Stop and frisk, which grew out of broken windows, got out of control to the point where there was something like 700,000 stops a year in 2011, and civil rights groups brought a class action lawsuits and then the courts intervened and the NYPD resisted, but it was brought down to a much more reasonable level. I think most recently there was 13,000 a year, so yes, there needs to be reform. Sometimes it comes from within the department and sometimes it's imposed on the department, and everyone who said crime would shoot back up when stop and frisk was reigned in, was wrong.

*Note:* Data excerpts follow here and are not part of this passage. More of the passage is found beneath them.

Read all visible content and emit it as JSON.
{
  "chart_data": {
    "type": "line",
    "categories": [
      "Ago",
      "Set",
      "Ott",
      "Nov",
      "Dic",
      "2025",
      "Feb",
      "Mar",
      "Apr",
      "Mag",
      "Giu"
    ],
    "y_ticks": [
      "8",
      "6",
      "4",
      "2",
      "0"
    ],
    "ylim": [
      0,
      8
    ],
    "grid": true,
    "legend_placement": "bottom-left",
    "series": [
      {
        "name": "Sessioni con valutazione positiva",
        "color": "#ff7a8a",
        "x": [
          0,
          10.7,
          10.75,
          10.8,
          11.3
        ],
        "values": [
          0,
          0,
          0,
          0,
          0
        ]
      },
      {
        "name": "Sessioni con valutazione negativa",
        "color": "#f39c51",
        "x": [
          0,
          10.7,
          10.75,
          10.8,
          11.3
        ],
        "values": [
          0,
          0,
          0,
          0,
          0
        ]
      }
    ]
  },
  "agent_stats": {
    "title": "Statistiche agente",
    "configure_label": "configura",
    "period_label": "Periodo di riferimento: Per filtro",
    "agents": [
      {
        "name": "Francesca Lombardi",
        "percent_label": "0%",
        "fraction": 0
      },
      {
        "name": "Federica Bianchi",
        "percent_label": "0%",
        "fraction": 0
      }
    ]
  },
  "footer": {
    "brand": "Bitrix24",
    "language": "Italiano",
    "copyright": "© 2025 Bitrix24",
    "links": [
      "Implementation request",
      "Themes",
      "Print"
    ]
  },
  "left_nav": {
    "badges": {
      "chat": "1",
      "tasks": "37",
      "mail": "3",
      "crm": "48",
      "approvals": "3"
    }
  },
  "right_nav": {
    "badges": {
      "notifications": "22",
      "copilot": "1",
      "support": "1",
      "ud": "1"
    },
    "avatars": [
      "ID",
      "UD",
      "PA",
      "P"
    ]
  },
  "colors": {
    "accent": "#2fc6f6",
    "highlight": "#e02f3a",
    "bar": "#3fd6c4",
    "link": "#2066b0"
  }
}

Jami Floyd: I also have to emphasize that Facebook and the NYPD are entirely different because the constitution protects you against police violating and infringing on your privacy. We haven't quite figured out how to reign in Facebook, but it's not a state-run entity. Well, Jim, let me just ask you one last question and toss you a piece of sound from Bill Bratton himself coming after the 1993, the first terrorist attack, which you've reported on extensively for your podcast Blindspot, The Road To 9/11. The first terrorist attack came in 1993. Here's Bill Bratton.
Bill Bratton: They basically solved the World Trade Center blowing, and they thought that was it, that they had eliminated that problem.
Reporter: The successful prosecution culminating in the guilty verdict today is the final touch we needed to make it the perfect investigation and prosecution.
Jim O'Grady: Bratton admitted that he too was putting his energy's elsewhere.
Bill Bratton: I didn't have a sense of the growing threat. During my two years, my focus was almost entirely on crime and disorder. The city was a mess.
Jami Floyd: Jim, that takes us right up to the beginning where your piece lands and the rest of the series takes off, September 10th, 2001, the major blind spot in the NYPD with focus elsewhere thinking, "Oh, we got those guys," when in fact we had not.
Jim O'Grady: Yes, the World Trade Center bombing of 1993, the prosecution in 1995, there you heard one of the prosecutors saying it was perfect, so no need to look any further into this. Bratton himself was so consumed with fighting street-level crime that he admits he didn't understand this growing threat. If I can give a really quick example of that, there was an assassination in 1990 and in broad daylight, a man named Sayyid Nosair guns down Rabbi Meir Kahane in a Midtown hotel room. Very famously that night and the next day, the chief of detectives in the NYPD said, "This is a lone deranged gunman, cased closed."
It was not investigated further, at least to the extent that it warranted. It could be understood that this assassin was belongs to a terror cell, that we then go on to bomb the World Trade Center, killing six people. It was not clearly understood that out of that bombing, the master bomber Ramzi Yousef would go on to conceive of the plans for flying planes into buildings. Each one of these attacks built on the other in the 11 years leading up to 9/11 and law enforcement, they prevented some attacks and they were very clever in discovering who might be a threat to us, they ultimately fail. They were always a couple steps behind when you look at the ultimate outcome, which was the attacks on 9/11.
Jami Floyd: We will have to leave it there, but there is so much more at gothamist.com. You can read Jim's fabulous reporting on the history of the NYPD, WNYC's features reporter Jim O'Grady. Thanks so much for your time today, Jim.
Jim O'Grady: Thank you, Jami. Always a pleasure to talk to you.